1on1マネジメントによる部下の成長支援には、「1on1ミーティング」を通じて部下に自らの課題や解決に向けたアプローチを考えてもらうことが大切です。なぜなら、人は自分で気づき、自分で決めたことにはモチベーション高く臨むものだからです。しかし、実際に1on1ミーティングを実施するには、上司にも部下にもスキルが必要です。そこで今回は、誰でも1on1ミーティングを実施することができるツール「GPS」と、その使い方を紹介します。

1on1ミーティングは「うまくいかないもの」と考える

前回は、1on1ミーティングでリーダーが行うべきコミュニケーションのプロセスを、コーチングのスキルとともにお伝えしました。しかし、実際にそれを完璧に行うことは、困難だと思います。

リーダーとして理想的なコーチングを行おうと思えば、勉強も経験も必要です。何より、部下がそんなにスムーズに質問に回答できるわけでもないからです。

頭のなかでシミュレーションしてみてください。あなたが部下だとして、ミーティングの場でいきなりリーダーに「タイムマネジメントを効率化するために、いま自分に欠けていることってなんだと思う?」と聞かれるわけです。
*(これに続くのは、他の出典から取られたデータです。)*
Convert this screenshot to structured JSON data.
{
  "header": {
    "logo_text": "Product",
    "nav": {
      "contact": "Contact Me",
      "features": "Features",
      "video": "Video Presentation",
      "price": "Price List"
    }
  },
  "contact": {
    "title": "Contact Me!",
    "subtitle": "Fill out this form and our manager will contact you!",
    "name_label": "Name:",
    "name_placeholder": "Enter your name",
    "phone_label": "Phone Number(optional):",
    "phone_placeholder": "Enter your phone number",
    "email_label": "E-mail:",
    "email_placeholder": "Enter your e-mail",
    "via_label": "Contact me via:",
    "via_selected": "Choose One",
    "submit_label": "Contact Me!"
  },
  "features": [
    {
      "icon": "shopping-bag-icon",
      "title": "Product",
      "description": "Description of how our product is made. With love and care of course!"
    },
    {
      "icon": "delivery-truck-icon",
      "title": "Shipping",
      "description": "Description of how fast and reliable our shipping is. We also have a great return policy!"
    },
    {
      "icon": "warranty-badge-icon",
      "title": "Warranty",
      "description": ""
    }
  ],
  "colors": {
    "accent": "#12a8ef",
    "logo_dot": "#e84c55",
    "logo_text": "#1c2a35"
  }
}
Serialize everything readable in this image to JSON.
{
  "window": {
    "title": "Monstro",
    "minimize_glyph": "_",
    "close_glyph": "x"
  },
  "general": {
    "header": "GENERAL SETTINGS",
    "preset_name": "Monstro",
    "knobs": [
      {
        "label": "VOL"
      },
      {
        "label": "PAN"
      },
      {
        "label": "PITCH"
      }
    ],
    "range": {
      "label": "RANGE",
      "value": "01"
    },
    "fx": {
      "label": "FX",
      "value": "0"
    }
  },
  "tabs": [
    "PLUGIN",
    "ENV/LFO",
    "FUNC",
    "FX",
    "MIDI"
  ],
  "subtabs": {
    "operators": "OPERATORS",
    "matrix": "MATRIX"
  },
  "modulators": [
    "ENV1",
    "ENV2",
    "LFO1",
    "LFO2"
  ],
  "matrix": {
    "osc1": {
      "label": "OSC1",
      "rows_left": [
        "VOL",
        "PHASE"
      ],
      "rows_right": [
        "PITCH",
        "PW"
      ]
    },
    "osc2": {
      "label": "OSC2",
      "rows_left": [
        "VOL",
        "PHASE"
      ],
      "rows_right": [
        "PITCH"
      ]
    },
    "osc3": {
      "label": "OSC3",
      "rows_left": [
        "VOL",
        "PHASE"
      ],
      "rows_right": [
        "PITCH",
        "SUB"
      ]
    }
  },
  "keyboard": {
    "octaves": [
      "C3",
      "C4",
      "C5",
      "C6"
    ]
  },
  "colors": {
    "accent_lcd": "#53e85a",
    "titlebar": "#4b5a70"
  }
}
すぐには考えがまとまらないし、考えがあっても言語化があまり得意でない人もいるでしょう。スムーズに答えられる人は、普段から「自分の目標や課題」「課題に向けたアプローチ」を考えながら仕事をし、ロジックをしっかり整理できている人に限定されると思います。

ですから、最初のうちは1on1ミーティングがうまくいかなくて当然です。例えば、「業務上の課題解決を通じた成長」を目的とする1on1ミーティングを実施する場合なら、回数を重ねるうちに、部下は日頃から目標意識、課題や、プロセスへの意識を高めていき、リーダーであるあなたのファシリテーション力も向上して、充実したミーティングができるようになっていくのです。